Intellectual disability can be subdivided into syndromic forms, characterized by cognitive impairment accompanied by dysmorphic features, malformations or neurological abnormalities, and nonsyndromic forms, characterized by cognitive impairment without additional features (Basel-Vanagaite, 2008; DOI: 10.1002/9780470015902.a0021454).
[INTELLECTUAL DEVELOPMENTAL DISORDER, AUTOSOMAL DOMINANT 7; MRD7](https://omim.org/entry/614104)
[DUAL-SPECIFICITY TYROSINE PHOSPHORYLATION-REGULATED KINASE 1A; DYRK1A](https://omim.org/entry/600855)
A syndromic form of severe intellectual disability that may include microcephaly, facial dysmorphic features, seizures, and other neurodevelopmental anomalies. [from MIM:614104; 2020.07.20]
DYRK1A-related intellectual disability syndrome is characterized by intellectual disability including impaired speech development, autism spectrum disorder including anxious and/or stereotypic behavior problems, and microcephaly. Affected individuals often have a clinically recognizable phenotype including a typical facial gestalt, feeding problems, seizures, hypertonia, gait disturbances, and foot anomalies. [Gene Reviews, DYRK1A-related Intellectual Disability Syndrome; 2020.07.20]

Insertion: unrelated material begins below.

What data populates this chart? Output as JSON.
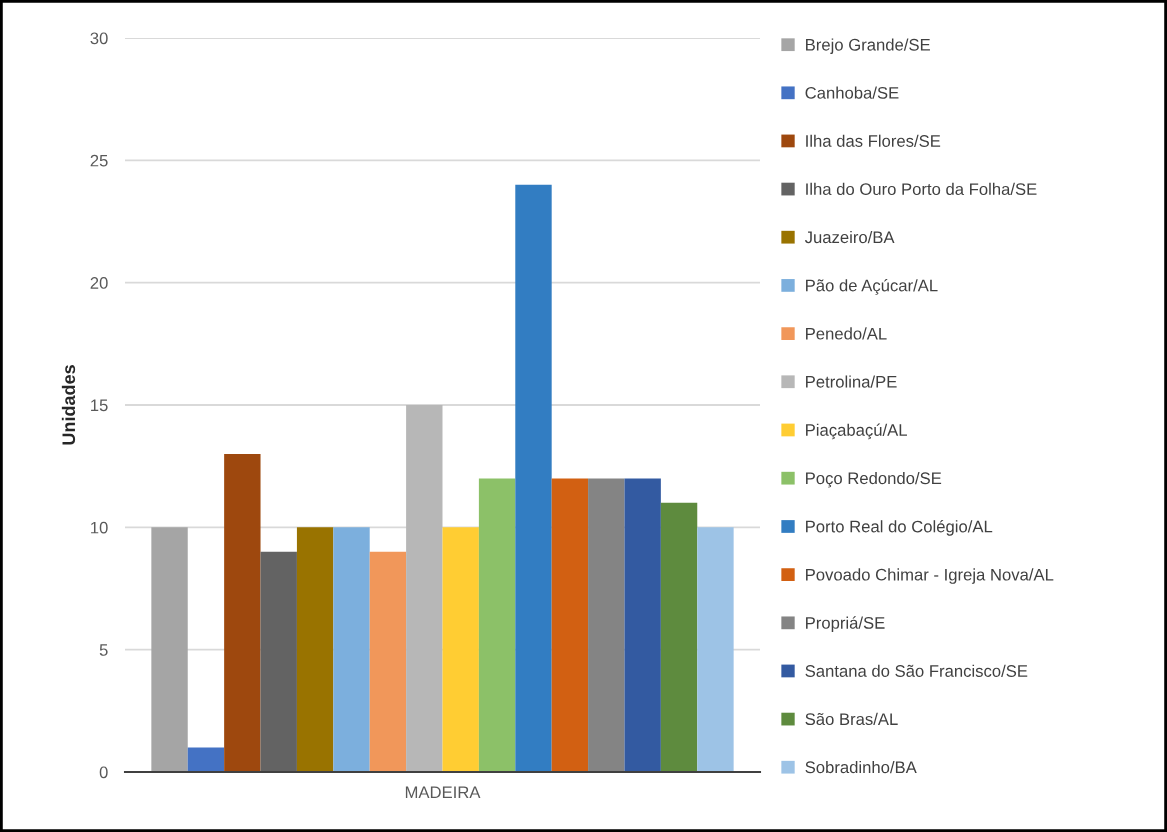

Of 14 individuals assessed, all shared characteristics of congenital microcephaly at birth, intellectual disability, developmental delay, severe speech impairment, short stature, and distinct facial features (Ji, et al., 2015; pubmed:25944381).
Of 14 individuals with de novo heterozygous variants of DYRK1A, five had microdeletions, three had small insertions or deletions (INDELs) and six had deleterious SNVs (Ji, et al., 2015; pubmed:25944381).
This disease is caused by heterozygous disruption of the DYRK1A gene. [from MIM:614104; 2020.07.20]
DYRK1A encodes a member of the Dual-specificity tyrosine phosphorylation-regulated kinase (DYRK) family. This member contains a nuclear targeting signal sequence, a protein kinase domain, a leucine zipper motif, and a highly conservative 13-consecutive-histidine repeat; it catalyzes its autophosphorylation on serine/threonine and tyrosine residues. DYRK1A appears to play a significant role in a signaling pathway regulating cell proliferation and in brain development. [Gene Cards, DYRK1A; 2019.06.25]
Many to one: 2 human to 1 Drosophila; the second human gene is DYRK1B.